Deep learning models in diagnosing the lung adenocarcinoma histopathologically based on CT images
7 Liuyin CHEN (11 Mar 2024)
Abstract

The latest international multidisciplinary histopathological classification of lung cancer indicates a deeper study of the lung adenocarcinoma requires a comprehensive multidisciplinary platform. However, in the traditional pathology examination or previous computer-vision-based research, the entire lung is not considered in a comprehensive manner. In this study, inferring the pathological report is divided into two tasks, predicting the invasiveness of the lung tumor and inferring growth patterns of tumor cells in a comprehensive histopathological subtyping manner with excellent accuracy.  A self-distillation trained multi-task dense-attention network (SD-MdaNet) is proposed and validated. In the proposed method, the dense-attention module is introduced to better extract features from a small dataset in the main branch of the MdaNet. Next, task-specific attention modules are utilized in different branches and finally integrated as a multi-task model. Moreover, a specialized loss function is developed for the second task, a blend of classification and regression tasks. Finally, a knowledge distillation process is developed to take the advantage of all the models as well as data with labels and without labels. Experimental results demonstrate that the proposed SD-MdaNet can significantly improve the performance of the lung adenocarcinoma pathological diagnosis using only CT scans.
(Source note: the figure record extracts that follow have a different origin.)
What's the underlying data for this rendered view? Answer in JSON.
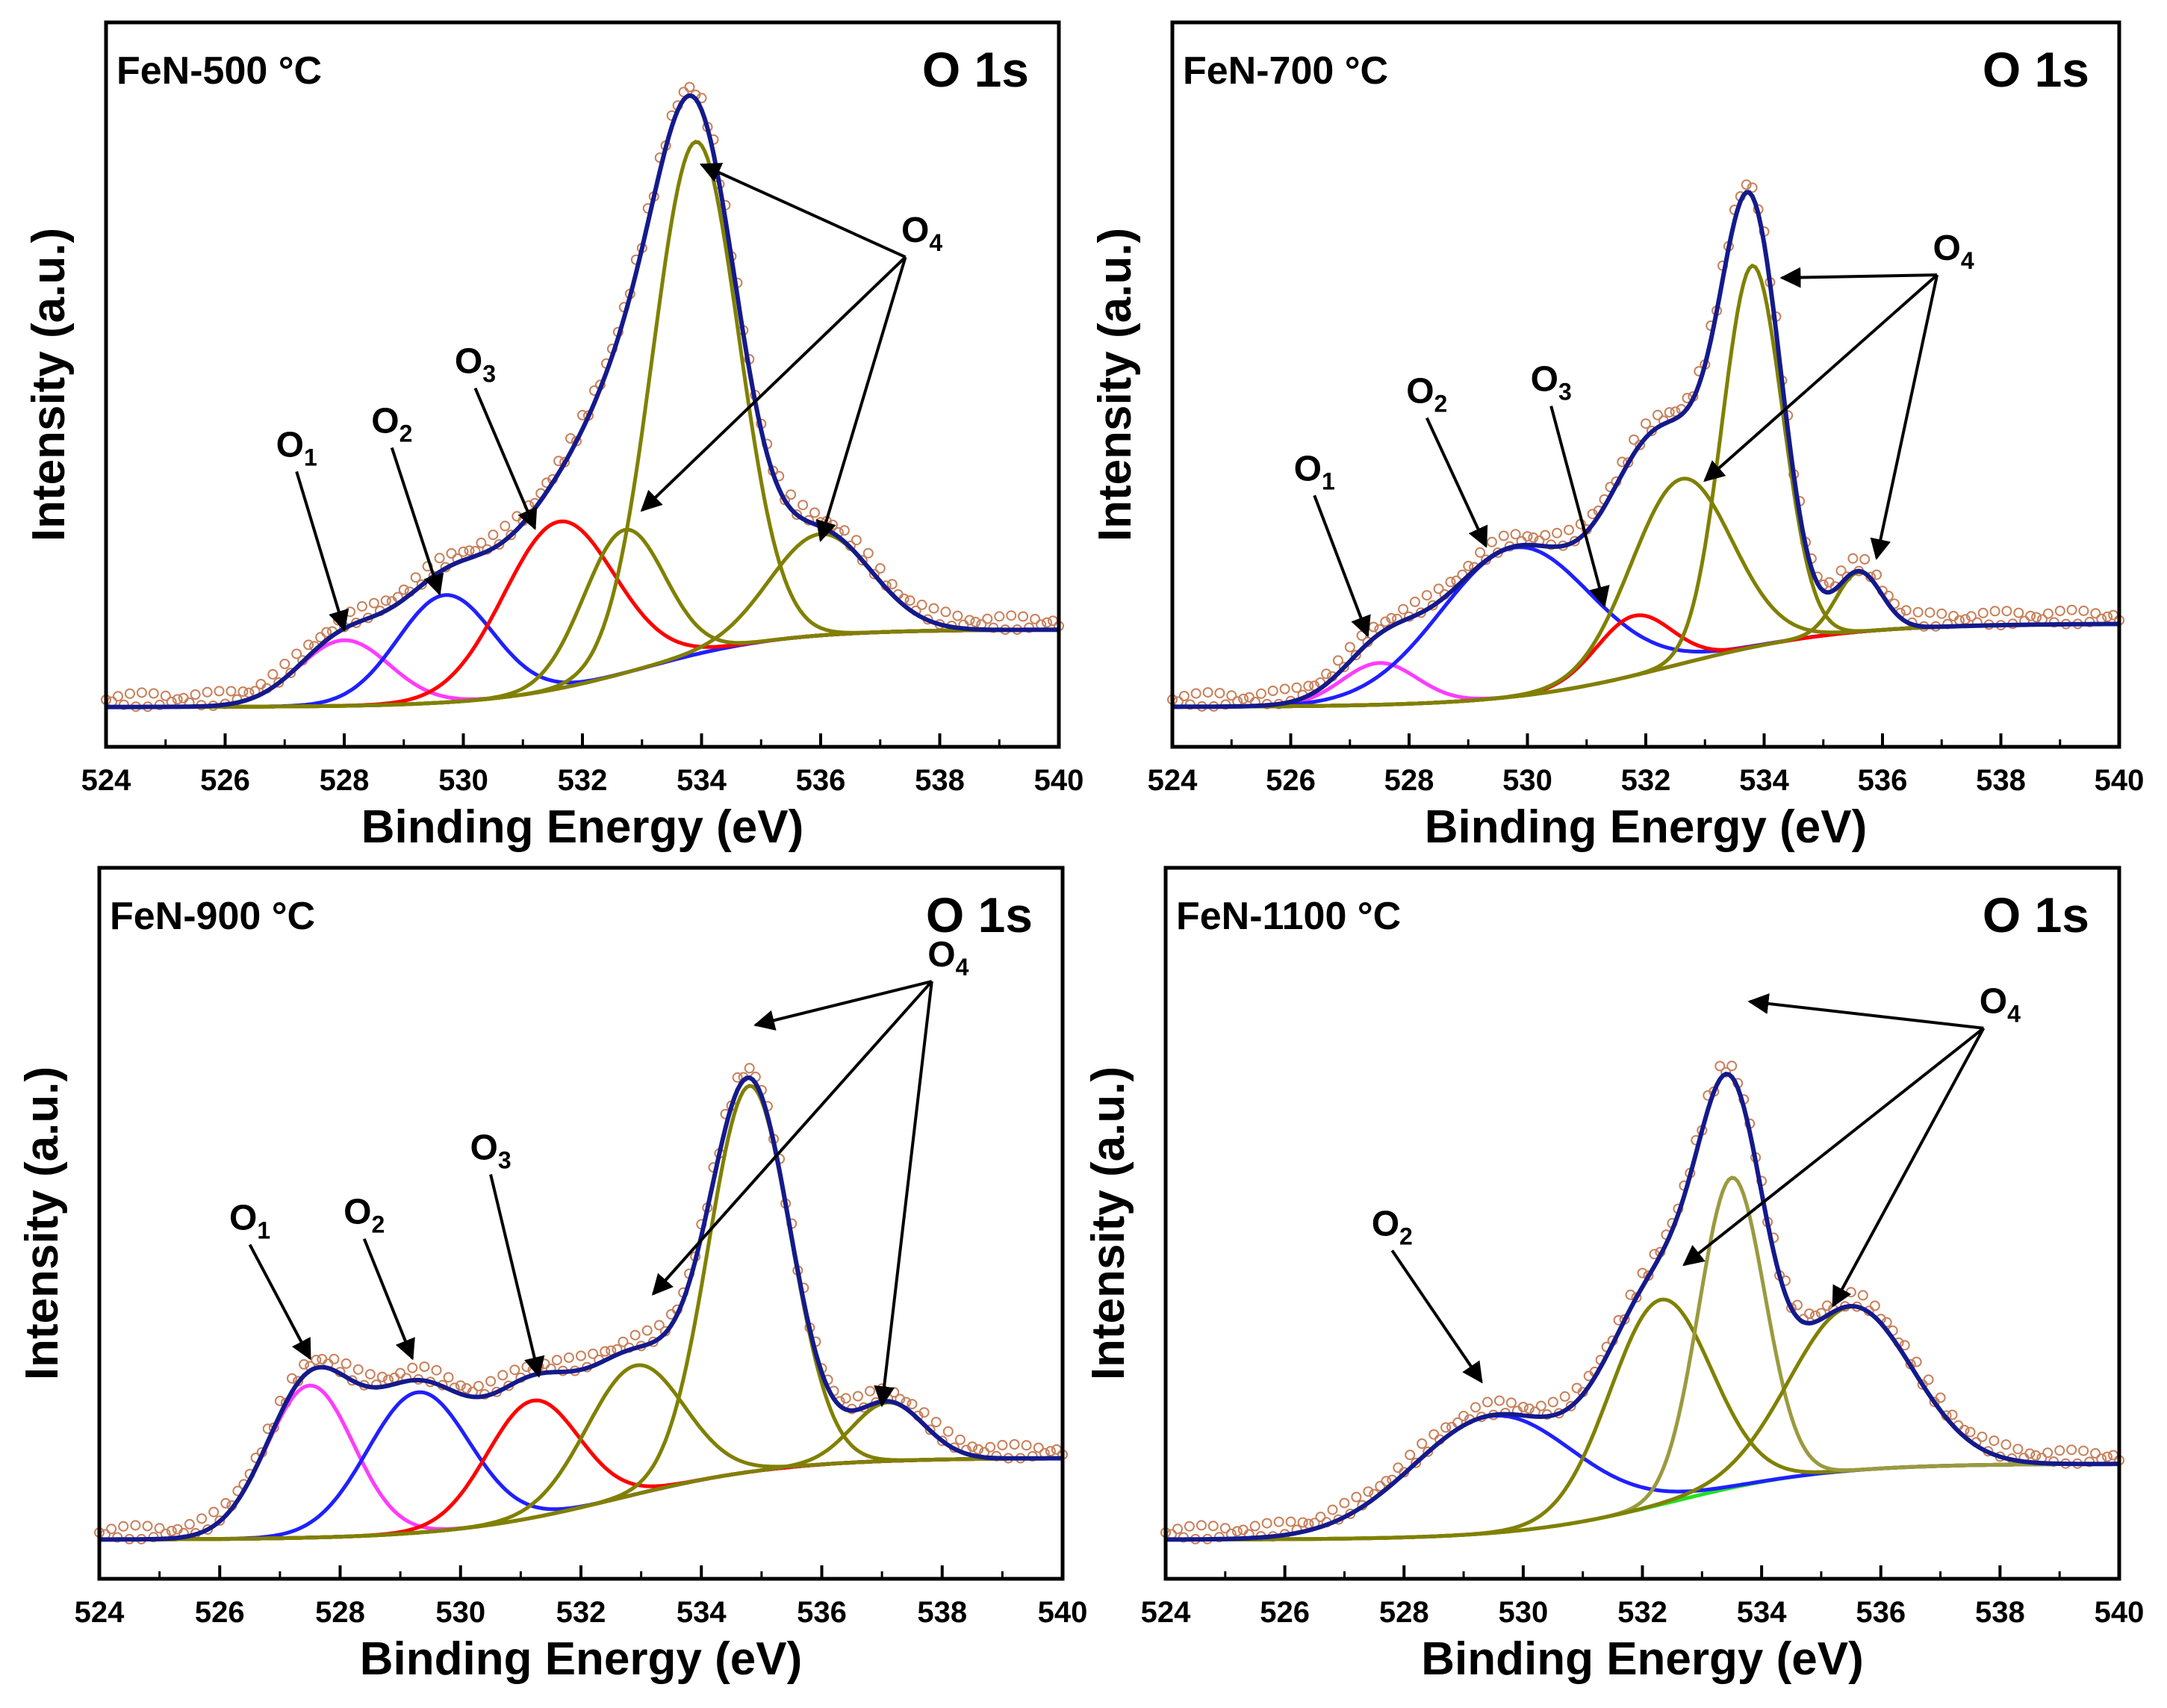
{
  "colors": {
    "frame": "#000000",
    "raw_marker": "#c8805a",
    "envelope": "#141a8c",
    "background": "#808000",
    "O1": "#ff3cff",
    "O2": "#2020ff",
    "O3": "#ff0000",
    "O4": "#808000",
    "O4_light": "#9a9a40",
    "background_1100": "#22e022"
  },
  "chart_data": [
    {
      "type": "line",
      "title": "O 1s",
      "sample": "FeN-500 °C",
      "xlabel": "Binding Energy (eV)",
      "ylabel": "Intensity (a.u.)",
      "xlim": [
        524,
        540
      ],
      "ylim": [
        0,
        1.1
      ],
      "xticks": [
        "524",
        "526",
        "528",
        "530",
        "532",
        "534",
        "536",
        "538",
        "540"
      ],
      "background": {
        "x0": 524,
        "y0": 0.0,
        "x1": 540,
        "y1": 0.13,
        "center": 533.0,
        "width": 1.2
      },
      "components": [
        {
          "name": "O1",
          "label": "O",
          "sub": "1",
          "color_key": "O1",
          "center": 528.0,
          "height": 0.11,
          "fwhm": 1.8
        },
        {
          "name": "O2",
          "label": "O",
          "sub": "2",
          "color_key": "O2",
          "center": 529.7,
          "height": 0.18,
          "fwhm": 1.9
        },
        {
          "name": "O3",
          "label": "O",
          "sub": "3",
          "color_key": "O3",
          "center": 531.6,
          "height": 0.28,
          "fwhm": 2.2
        },
        {
          "name": "O4a",
          "label": "O",
          "sub": "4",
          "color_key": "O4",
          "center": 532.7,
          "height": 0.24,
          "fwhm": 1.6
        },
        {
          "name": "O4b",
          "label": "O",
          "sub": "4",
          "color_key": "O4",
          "center": 533.9,
          "height": 0.86,
          "fwhm": 1.7
        },
        {
          "name": "O4c",
          "label": "O",
          "sub": "4",
          "color_key": "O4",
          "center": 536.0,
          "height": 0.17,
          "fwhm": 2.0
        }
      ],
      "annotations": [
        {
          "text": "O",
          "sub": "1",
          "tx": 527.2,
          "ty": 0.42,
          "targets": [
            [
              528.0,
              0.13
            ]
          ]
        },
        {
          "text": "O",
          "sub": "2",
          "tx": 528.8,
          "ty": 0.46,
          "targets": [
            [
              529.6,
              0.19
            ]
          ]
        },
        {
          "text": "O",
          "sub": "3",
          "tx": 530.2,
          "ty": 0.56,
          "targets": [
            [
              531.2,
              0.3
            ]
          ]
        },
        {
          "text": "O",
          "sub": "4",
          "tx": 537.7,
          "ty": 0.78,
          "targets": [
            [
              534.0,
              0.91
            ],
            [
              533.0,
              0.33
            ],
            [
              536.0,
              0.28
            ]
          ]
        }
      ]
    },
    {
      "type": "line",
      "title": "O 1s",
      "sample": "FeN-700 °C",
      "xlabel": "Binding Energy (eV)",
      "ylabel": "Intensity (a.u.)",
      "xlim": [
        524,
        540
      ],
      "ylim": [
        0,
        1.1
      ],
      "xticks": [
        "524",
        "526",
        "528",
        "530",
        "532",
        "534",
        "536",
        "538",
        "540"
      ],
      "background": {
        "x0": 524,
        "y0": 0.0,
        "x1": 540,
        "y1": 0.14,
        "center": 532.5,
        "width": 1.4
      },
      "components": [
        {
          "name": "O1",
          "label": "O",
          "sub": "1",
          "color_key": "O1",
          "center": 527.5,
          "height": 0.07,
          "fwhm": 1.5
        },
        {
          "name": "O2",
          "label": "O",
          "sub": "2",
          "color_key": "O2",
          "center": 529.8,
          "height": 0.25,
          "fwhm": 3.0
        },
        {
          "name": "O3",
          "label": "O",
          "sub": "3",
          "color_key": "O3",
          "center": 531.8,
          "height": 0.1,
          "fwhm": 1.5
        },
        {
          "name": "O4a",
          "label": "O",
          "sub": "4",
          "color_key": "O4",
          "center": 532.6,
          "height": 0.31,
          "fwhm": 2.0
        },
        {
          "name": "O4b",
          "label": "O",
          "sub": "4",
          "color_key": "O4",
          "center": 533.8,
          "height": 0.64,
          "fwhm": 1.2
        },
        {
          "name": "O4c",
          "label": "O",
          "sub": "4",
          "color_key": "O4",
          "center": 535.6,
          "height": 0.1,
          "fwhm": 0.9
        }
      ],
      "annotations": [
        {
          "text": "O",
          "sub": "1",
          "tx": 526.4,
          "ty": 0.38,
          "targets": [
            [
              527.3,
              0.12
            ]
          ]
        },
        {
          "text": "O",
          "sub": "2",
          "tx": 528.3,
          "ty": 0.51,
          "targets": [
            [
              529.3,
              0.27
            ]
          ]
        },
        {
          "text": "O",
          "sub": "3",
          "tx": 530.4,
          "ty": 0.53,
          "targets": [
            [
              531.3,
              0.17
            ]
          ]
        },
        {
          "text": "O",
          "sub": "4",
          "tx": 537.2,
          "ty": 0.75,
          "targets": [
            [
              534.3,
              0.72
            ],
            [
              533.0,
              0.38
            ],
            [
              535.9,
              0.25
            ]
          ]
        }
      ]
    },
    {
      "type": "line",
      "title": "O 1s",
      "sample": "FeN-900 °C",
      "xlabel": "Binding Energy (eV)",
      "ylabel": "Intensity (a.u.)",
      "xlim": [
        524,
        540
      ],
      "ylim": [
        0,
        1.1
      ],
      "xticks": [
        "524",
        "526",
        "528",
        "530",
        "532",
        "534",
        "536",
        "538",
        "540"
      ],
      "background": {
        "x0": 524,
        "y0": 0.0,
        "x1": 540,
        "y1": 0.14,
        "center": 532.6,
        "width": 1.4
      },
      "components": [
        {
          "name": "O1",
          "label": "O",
          "sub": "1",
          "color_key": "O1",
          "center": 527.5,
          "height": 0.26,
          "fwhm": 1.7
        },
        {
          "name": "O2",
          "label": "O",
          "sub": "2",
          "color_key": "O2",
          "center": 529.3,
          "height": 0.24,
          "fwhm": 2.0
        },
        {
          "name": "O3",
          "label": "O",
          "sub": "3",
          "color_key": "O3",
          "center": 531.2,
          "height": 0.2,
          "fwhm": 1.8
        },
        {
          "name": "O4a",
          "label": "O",
          "sub": "4",
          "color_key": "O4",
          "center": 532.9,
          "height": 0.22,
          "fwhm": 1.9
        },
        {
          "name": "O4b",
          "label": "O",
          "sub": "4",
          "color_key": "O4",
          "center": 534.8,
          "height": 0.66,
          "fwhm": 1.6
        },
        {
          "name": "O4c",
          "label": "O",
          "sub": "4",
          "color_key": "O4",
          "center": 537.1,
          "height": 0.1,
          "fwhm": 1.4
        }
      ],
      "annotations": [
        {
          "text": "O",
          "sub": "1",
          "tx": 526.5,
          "ty": 0.53,
          "targets": [
            [
              527.5,
              0.31
            ]
          ]
        },
        {
          "text": "O",
          "sub": "2",
          "tx": 528.4,
          "ty": 0.54,
          "targets": [
            [
              529.2,
              0.31
            ]
          ]
        },
        {
          "text": "O",
          "sub": "3",
          "tx": 530.5,
          "ty": 0.65,
          "targets": [
            [
              531.3,
              0.28
            ]
          ]
        },
        {
          "text": "O",
          "sub": "4",
          "tx": 538.1,
          "ty": 0.98,
          "targets": [
            [
              534.9,
              0.88
            ],
            [
              533.2,
              0.42
            ],
            [
              537.0,
              0.23
            ]
          ]
        }
      ]
    },
    {
      "type": "line",
      "title": "O 1s",
      "sample": "FeN-1100 °C",
      "xlabel": "Binding Energy (eV)",
      "ylabel": "Intensity (a.u.)",
      "xlim": [
        524,
        540
      ],
      "ylim": [
        0,
        1.1
      ],
      "xticks": [
        "524",
        "526",
        "528",
        "530",
        "532",
        "534",
        "536",
        "538",
        "540"
      ],
      "background": {
        "x0": 524,
        "y0": 0.0,
        "x1": 540,
        "y1": 0.13,
        "center": 532.5,
        "width": 1.3,
        "color_key": "background_1100"
      },
      "components": [
        {
          "name": "O2",
          "label": "O",
          "sub": "2",
          "color_key": "O2",
          "center": 529.5,
          "height": 0.2,
          "fwhm": 3.2
        },
        {
          "name": "O4a",
          "label": "O",
          "sub": "4",
          "color_key": "O4",
          "center": 532.3,
          "height": 0.35,
          "fwhm": 2.0
        },
        {
          "name": "O4b",
          "label": "O",
          "sub": "4",
          "color_key": "O4_light",
          "center": 533.5,
          "height": 0.53,
          "fwhm": 1.3
        },
        {
          "name": "O4c",
          "label": "O",
          "sub": "4",
          "color_key": "O4",
          "center": 535.5,
          "height": 0.28,
          "fwhm": 2.4
        }
      ],
      "annotations": [
        {
          "text": "O",
          "sub": "2",
          "tx": 527.8,
          "ty": 0.52,
          "targets": [
            [
              529.3,
              0.27
            ]
          ]
        },
        {
          "text": "O",
          "sub": "4",
          "tx": 538.0,
          "ty": 0.9,
          "targets": [
            [
              533.8,
              0.92
            ],
            [
              532.7,
              0.47
            ],
            [
              535.2,
              0.4
            ]
          ]
        }
      ]
    }
  ]
}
Analyses and discussions are conducted to interpret the advantages of the SD-MdaNet.

 

 

Speaker: Dr Liuyin CHEN
Date: 11 March 2024 (Mon)
Time: 3:00pm - 04:00pm
Poster: Click Here

Biography

Liuyin Chen received a B.S. degree in automation from University of Science and Technology of China, Hefei, China, in 2019, and a Ph.D. degree in data science from City University of Hong Kong, China, in 2023. She is currently with the Hong Kong Institute for Data Science, City University of Hong Kong, as a Postdoc. Her research interests include medical image analysis, computer-aided diagnosis, and image processing technologies.